Salvo Lilian, Saldivia Sandra, Parra Carlos, Cifuentes Manuel, Bustos Claudio, Acevedo Paola, Díaz Marcela, Ormazabal Mitza, Guerra Ivonne, Navarrete Nicol, Bravo Verónica, Castro Andrea
Facultad de Medicina, Universidad Católica de la Santísima Concepción, Concepción, Chile.
Departamento de Psiquiatría y Salud Mental, Facultad de Medicina, Universidad de Concepción, Concepción, Chile.
Rev Med Chil. 2017 Dec;145(12):1514-1524. doi: 10.4067/s0034-98872017001201514.
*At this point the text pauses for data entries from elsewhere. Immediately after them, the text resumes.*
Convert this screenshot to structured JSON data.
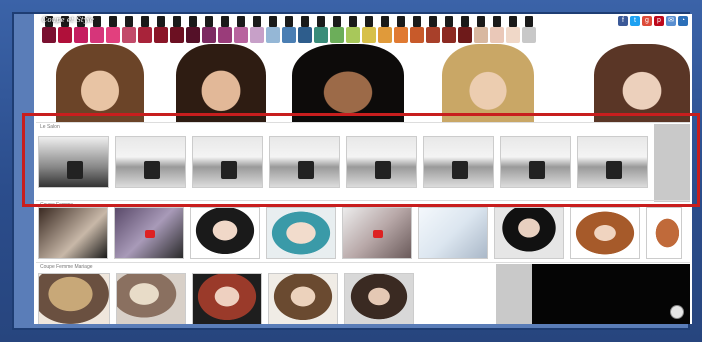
{
  "header": {
    "logo_text": "Coupe et Style",
    "polish_colors": [
      "#7a1030",
      "#b0103a",
      "#c51e60",
      "#d6357a",
      "#e2407e",
      "#c24b6a",
      "#a8233a",
      "#8a1628",
      "#6c1022",
      "#541028",
      "#7c2a62",
      "#9a3c7a",
      "#b8649e",
      "#c7a0c8",
      "#95b7d6",
      "#4a7eb3",
      "#2e5d8c",
      "#3a8c7a",
      "#6cae5a",
      "#a8c85a",
      "#d7c04a",
      "#e09a3a",
      "#e07a32",
      "#c85a2a",
      "#a8402a",
      "#8c2a22",
      "#6e1a1a",
      "#d8b8a0",
      "#eac8b8",
      "#f0d8c8",
      "#c8c8c8"
    ],
    "social_icons": [
      "facebook-icon",
      "twitter-icon",
      "google-plus-icon",
      "pinterest-icon",
      "mail-icon",
      "rss-icon"
    ]
  },
  "sections": {
    "salon": {
      "title": "Le Salon"
    },
    "coupe_femme": {
      "title": "Coupe Femme"
    },
    "coupe_mariage": {
      "title": "Coupe Femme Mariage"
    }
  },
  "colors": {
    "highlight_border": "#c81e1e",
    "background": "#2d4f8a"
  }
}
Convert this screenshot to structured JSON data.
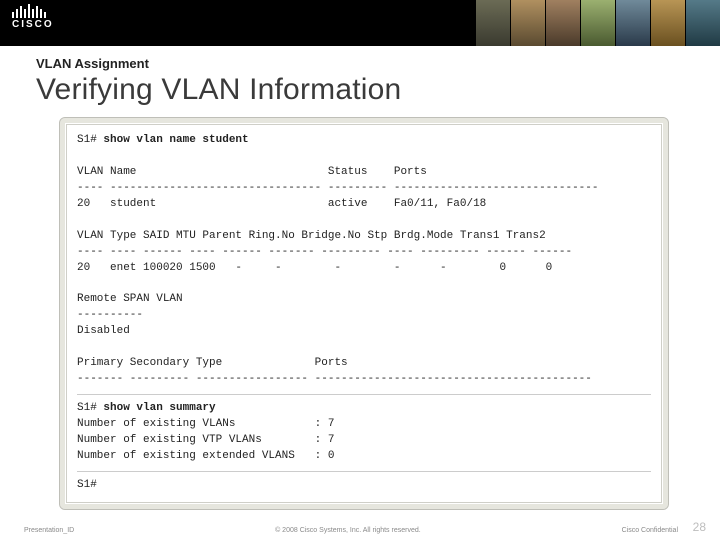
{
  "header": {
    "brand": "CISCO"
  },
  "slide": {
    "kicker": "VLAN Assignment",
    "title": "Verifying VLAN Information"
  },
  "terminal": {
    "prompt1": "S1# ",
    "cmd1": "show vlan name student",
    "head1": "VLAN Name                             Status    Ports",
    "rule1": "---- -------------------------------- --------- -------------------------------",
    "row1": "20   student                          active    Fa0/11, Fa0/18",
    "head2": "VLAN Type SAID MTU Parent Ring.No Bridge.No Stp Brdg.Mode Trans1 Trans2",
    "rule2": "---- ---- ------ ---- ------ ------- --------- ---- --------- ------ ------",
    "row2": "20   enet 100020 1500   -     -        -        -      -        0      0",
    "rspan": "Remote SPAN VLAN",
    "rspanrule": "----------",
    "disabled": "Disabled",
    "head3": "Primary Secondary Type              Ports",
    "rule3": "------- --------- ----------------- ------------------------------------------",
    "prompt2": "S1# ",
    "cmd2": "show vlan summary",
    "sum1": "Number of existing VLANs            : 7",
    "sum2": "Number of existing VTP VLANs        : 7",
    "sum3": "Number of existing extended VLANS   : 0",
    "prompt3": "S1#"
  },
  "footer": {
    "left": "Presentation_ID",
    "center": "© 2008 Cisco Systems, Inc. All rights reserved.",
    "right": "Cisco Confidential",
    "page": "28"
  }
}
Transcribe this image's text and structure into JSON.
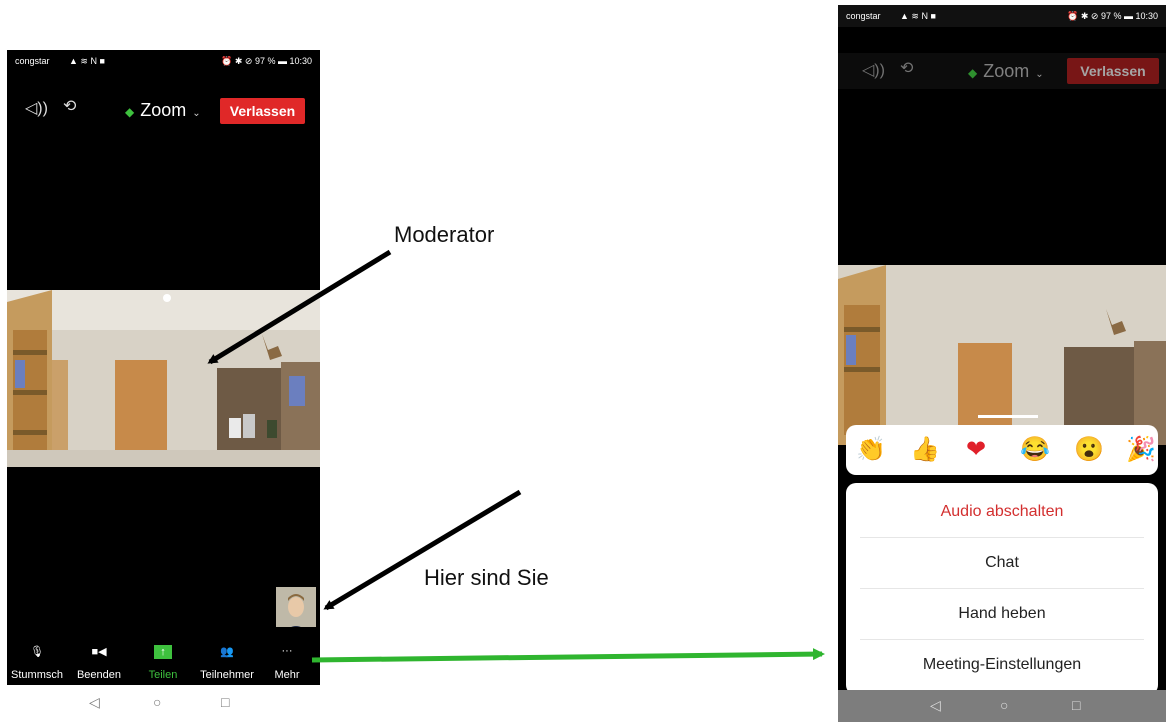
{
  "status_bar": {
    "carrier": "congstar",
    "signal_icons": "▲ ≋ N ■",
    "right": "⏰ ✱ ⊘ 97 % ▬ 10:30"
  },
  "topbar": {
    "speaker_icon": "speaker-icon",
    "camera_switch_icon": "camera-switch-icon",
    "title": "Zoom",
    "chevron": "⌄",
    "leave_label": "Verlassen"
  },
  "toolbar": {
    "items": [
      {
        "label": "Stummsch",
        "icon": "microphone-icon"
      },
      {
        "label": "Beenden",
        "icon": "video-camera-icon"
      },
      {
        "label": "Teilen",
        "icon": "share-icon"
      },
      {
        "label": "Teilnehmer",
        "icon": "participants-icon"
      },
      {
        "label": "Mehr",
        "icon": "more-icon"
      }
    ],
    "share_color": "#3ec13e"
  },
  "nav": {
    "back": "◁",
    "home": "○",
    "recent": "□"
  },
  "annotations": {
    "moderator": "Moderator",
    "hier_sind_sie": "Hier sind Sie"
  },
  "reactions": [
    "👏",
    "👍",
    "❤",
    "😂",
    "😮",
    "🎉"
  ],
  "menu": {
    "items": [
      "Audio abschalten",
      "Chat",
      "Hand heben",
      "Meeting-Einstellungen"
    ],
    "highlight_color": "#d32f2f"
  },
  "colors": {
    "leave": "#e02828",
    "arrow_black": "#000000",
    "arrow_green": "#2fb52f"
  }
}
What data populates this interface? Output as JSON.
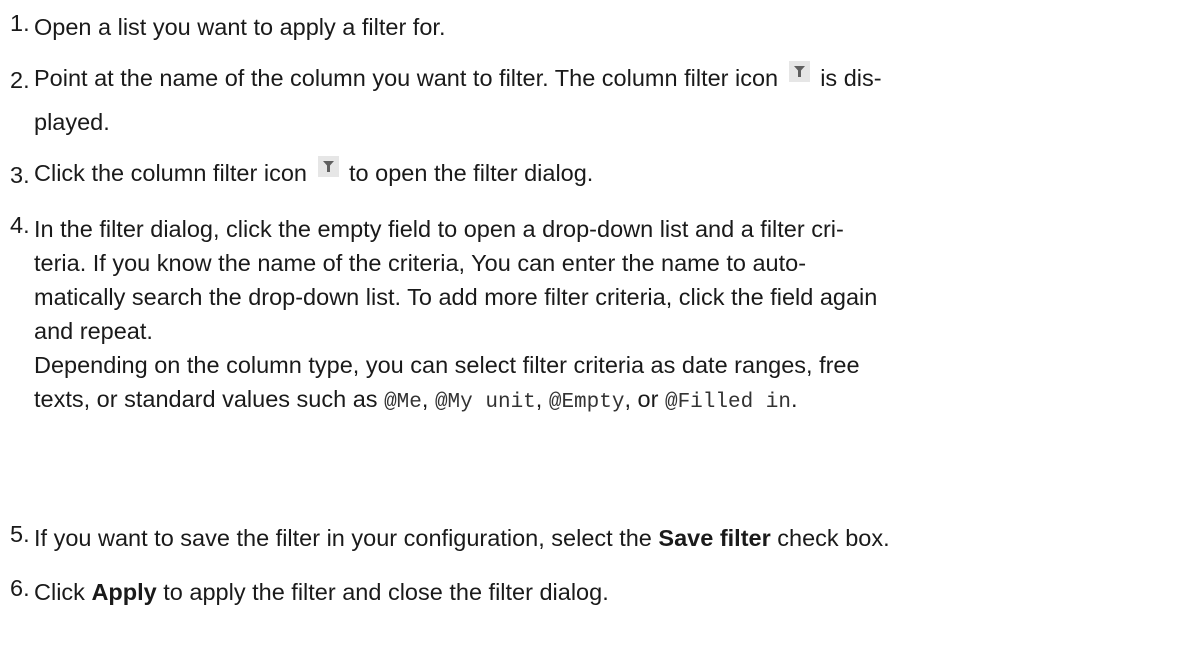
{
  "steps": [
    {
      "number": "1.",
      "text": "Open a list you want to apply a filter for."
    },
    {
      "number": "2.",
      "text_before_icon": "Point at the name of the column you want to filter. The column filter icon",
      "text_after_icon": "is dis-",
      "text_line2": "played."
    },
    {
      "number": "3.",
      "text_before_icon": "Click the column filter icon",
      "text_after_icon": "to open the filter dialog."
    },
    {
      "number": "4.",
      "lines": [
        "In the filter dialog, click the empty field to open a drop-down list and a filter cri-",
        "teria. If you know the name of the criteria, You can enter the name to auto-",
        "matically search the drop-down list. To add more filter criteria, click the field again",
        "and repeat."
      ],
      "note_line1": "Depending on the column type, you can select filter criteria as date ranges, free",
      "note_line2_prefix": "texts, or standard values such as",
      "values": [
        "@Me",
        "@My unit",
        "@Empty",
        "@Filled in"
      ],
      "comma": ",",
      "or_word": "or",
      "period": "."
    },
    {
      "number": "5.",
      "text_before": "If you want to save the filter in your configuration, select the",
      "bold": "Save filter",
      "text_after": "check box."
    },
    {
      "number": "6.",
      "text_before": "Click",
      "bold": "Apply",
      "text_after": "to apply the filter and close the filter dialog."
    }
  ],
  "icon": {
    "name": "column-filter-icon",
    "color": "#5f5f5f",
    "background": "#e6e6e6"
  }
}
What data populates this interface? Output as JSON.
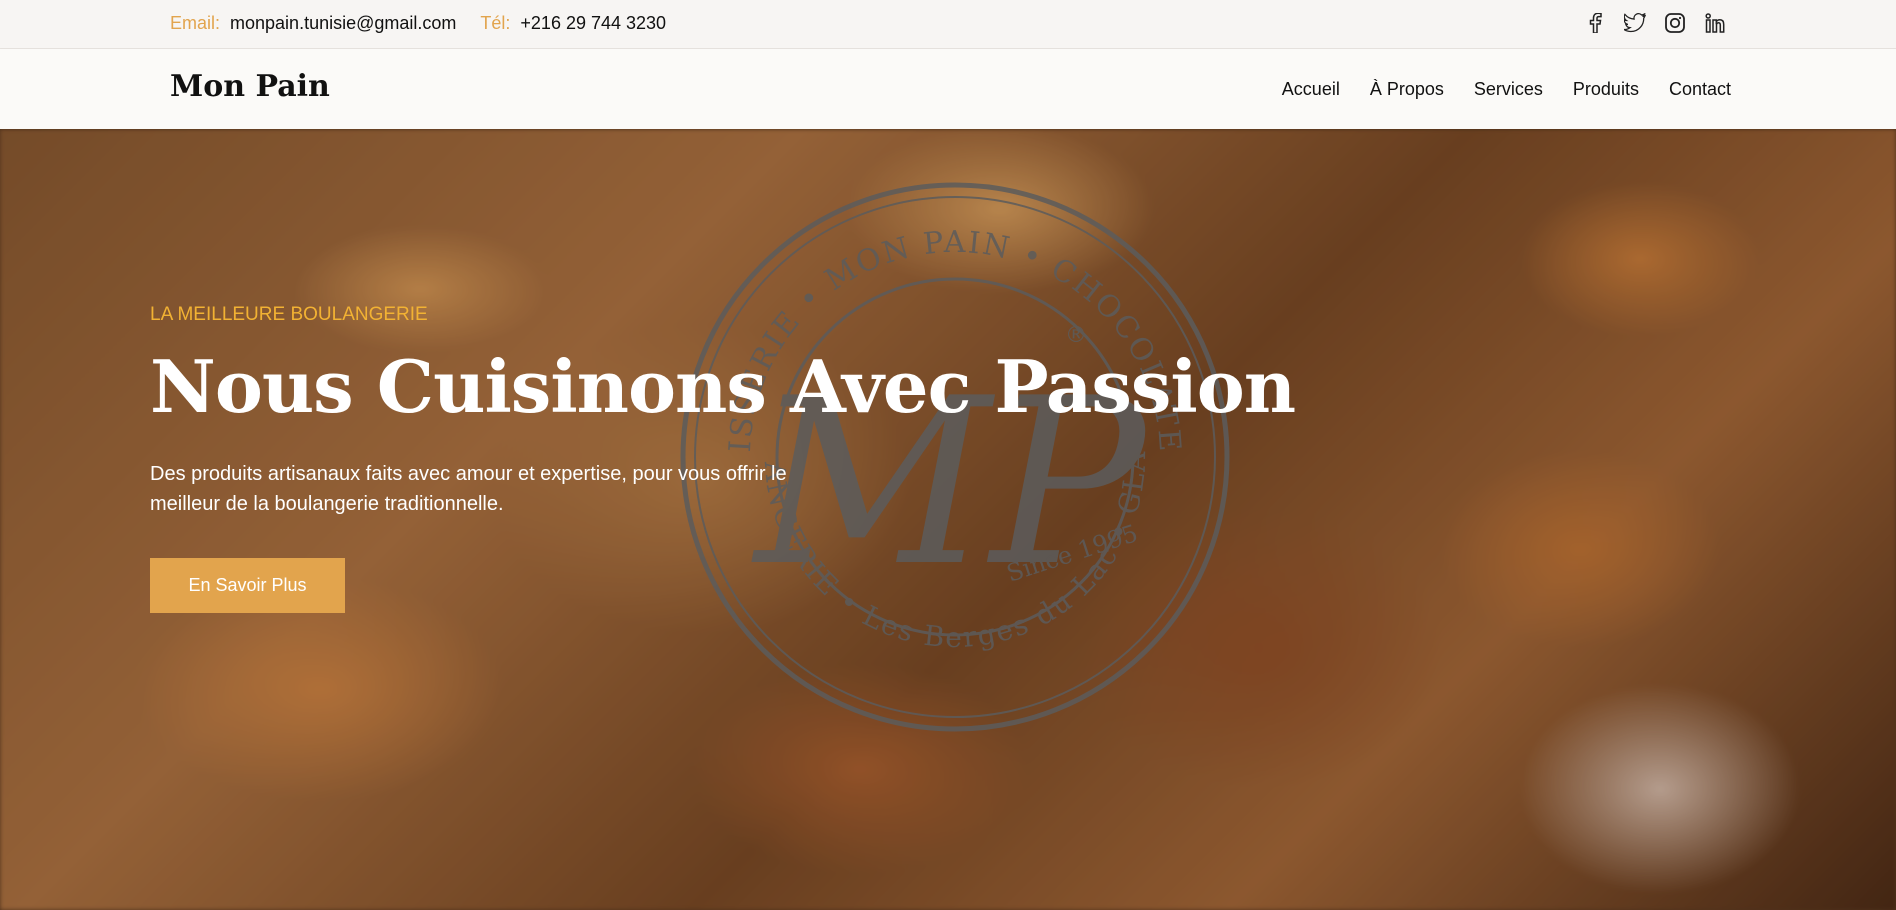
{
  "topbar": {
    "email_label": "Email:",
    "email_value": "monpain.tunisie@gmail.com",
    "phone_label": "Tél:",
    "phone_value": "+216 29 744 3230",
    "social_icons": [
      "facebook-icon",
      "twitter-icon",
      "instagram-icon",
      "linkedin-icon"
    ]
  },
  "navbar": {
    "brand": "Mon Pain",
    "items": [
      {
        "label": "Accueil"
      },
      {
        "label": "À Propos"
      },
      {
        "label": "Services"
      },
      {
        "label": "Produits"
      },
      {
        "label": "Contact"
      }
    ]
  },
  "hero": {
    "eyebrow": "LA MEILLEURE BOULANGERIE",
    "title": "Nous Cuisinons Avec Passion",
    "description": "Des produits artisanaux faits avec amour et expertise, pour vous offrir le meilleur de la boulangerie traditionnelle.",
    "cta_label": "En Savoir Plus"
  },
  "stamp": {
    "text_top": "PATISSERIE • MON PAIN • CHOCOLATERIE",
    "text_bottom": "BOULANGERIE • Les Berges du Lac • GLACIER",
    "monogram": "MP",
    "since": "Since 1995",
    "registered": "®"
  },
  "colors": {
    "accent": "#e2a44d",
    "eyebrow": "#f2b233",
    "text_dark": "#111111"
  }
}
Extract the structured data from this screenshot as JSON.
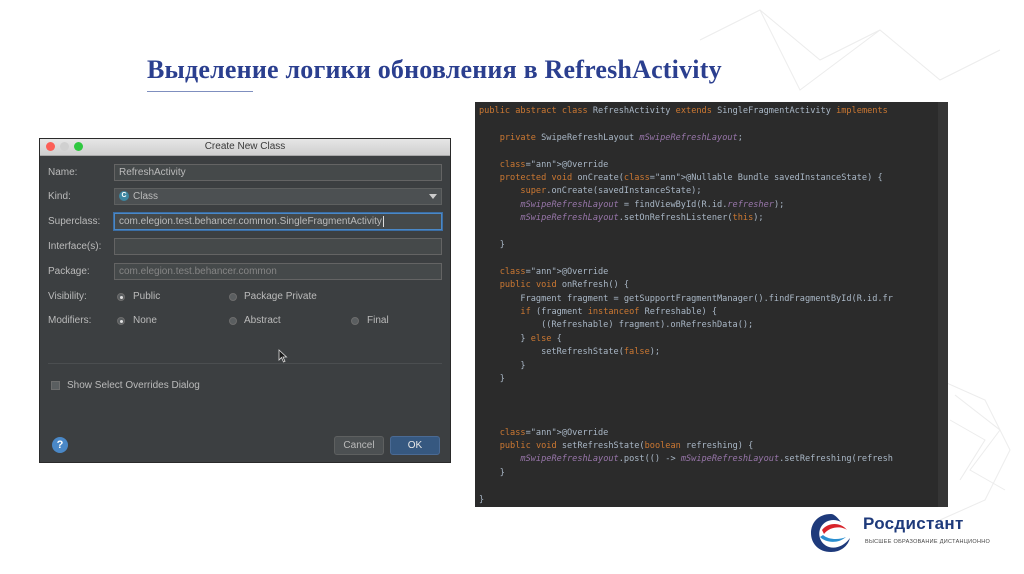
{
  "slide": {
    "title": "Выделение логики обновления в RefreshActivity"
  },
  "dialog": {
    "title": "Create New Class",
    "labels": {
      "name": "Name:",
      "kind": "Kind:",
      "superclass": "Superclass:",
      "interfaces": "Interface(s):",
      "package": "Package:",
      "visibility": "Visibility:",
      "modifiers": "Modifiers:"
    },
    "fields": {
      "name": "RefreshActivity",
      "kind": "Class",
      "superclass": "com.elegion.test.behancer.common.SingleFragmentActivity",
      "interfaces": "",
      "package": "com.elegion.test.behancer.common"
    },
    "visibility_options": [
      "Public",
      "Package Private"
    ],
    "visibility_selected": "Public",
    "modifier_options": [
      "None",
      "Abstract",
      "Final"
    ],
    "modifier_selected": "None",
    "show_overrides_label": "Show Select Overrides Dialog",
    "show_overrides_checked": false,
    "help_label": "?",
    "cancel_label": "Cancel",
    "ok_label": "OK"
  },
  "code": {
    "lines": [
      "public abstract class RefreshActivity extends SingleFragmentActivity implements",
      "",
      "    private SwipeRefreshLayout mSwipeRefreshLayout;",
      "",
      "    @Override",
      "    protected void onCreate(@Nullable Bundle savedInstanceState) {",
      "        super.onCreate(savedInstanceState);",
      "        mSwipeRefreshLayout = findViewById(R.id.refresher);",
      "        mSwipeRefreshLayout.setOnRefreshListener(this);",
      "",
      "    }",
      "",
      "    @Override",
      "    public void onRefresh() {",
      "        Fragment fragment = getSupportFragmentManager().findFragmentById(R.id.fr",
      "        if (fragment instanceof Refreshable) {",
      "            ((Refreshable) fragment).onRefreshData();",
      "        } else {",
      "            setRefreshState(false);",
      "        }",
      "    }",
      "",
      "",
      "",
      "    @Override",
      "    public void setRefreshState(boolean refreshing) {",
      "        mSwipeRefreshLayout.post(() -> mSwipeRefreshLayout.setRefreshing(refresh",
      "    }",
      "",
      "}"
    ]
  },
  "logo": {
    "name": "Росдистант",
    "tagline": "ВЫСШЕЕ ОБРАЗОВАНИЕ ДИСТАНЦИОННО"
  },
  "colors": {
    "title": "#2b3f8f",
    "dialog_bg": "#3c3f41",
    "code_bg": "#2b2b2b",
    "keyword": "#cc7832",
    "annotation": "#bbb529",
    "field": "#9876aa",
    "focus_accent": "#4a88c7",
    "brand": "#1e3a7b"
  }
}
Background The knowledge of predictive factors in depression should help to deal with the disease. Aim To assess potential predictors of remission of major depressive disorders (MDD) in secondary care and to propose a predictive model. Material and Methods A 12 month follow-up study was conducted in a sample of 112 outpatients at three psychiatric care centers of Chile, with baseline and quarterly assessments. Demographic, psychosocial, clinical and treatment factors as potential predictors, were assessed. A clinical interview with the checklist of DSM-IV diagnostic criteria, the Hamilton Depression Scale and the List of Threatening Experiences and Multidimensional Scale of Perceived Social Support were applied. Results The number of stressful events, perceived social support, baseline depression scores, melancholic features, time prior to beginning treatment at the secondary level and psychotherapeutic sessions were included in the model as predictors of remission. Sex, age, number of previous depressive episodes, psychiatric comorbidity and medical comorbidity were not significantly related with remission. Conclusions This model allows to predict depression score at six months with 70% of accuracy and the score at 12 months with 72% of accuracy.
背景 了解抑郁症的预测因素应有助于应对该疾病。目的 评估二级护理中重度抑郁症(MDD)缓解的潜在预测因素,并提出一个预测模型。材料与方法 对智利三个精神科护理中心的112名门诊患者进行了为期12个月的随访研究,进行了基线和季度评估。评估了人口统计学、心理社会、临床和治疗因素作为潜在预测因素。应用了符合《精神疾病诊断与统计手册》第四版诊断标准清单的临床访谈、汉密尔顿抑郁量表、威胁性经历清单和感知社会支持多维量表。结果 应激事件数量、感知社会支持、基线抑郁评分、抑郁特征、二级护理开始治疗前的时间以及心理治疗次数被纳入模型作为缓解的预测因素。性别、年龄、既往抑郁发作次数、精神科合并症和内科合并症与缓解无显著相关性。结论 该模型能够以70%的准确率预测六个月时的抑郁评分,以72%的准确率预测12个月时的评分。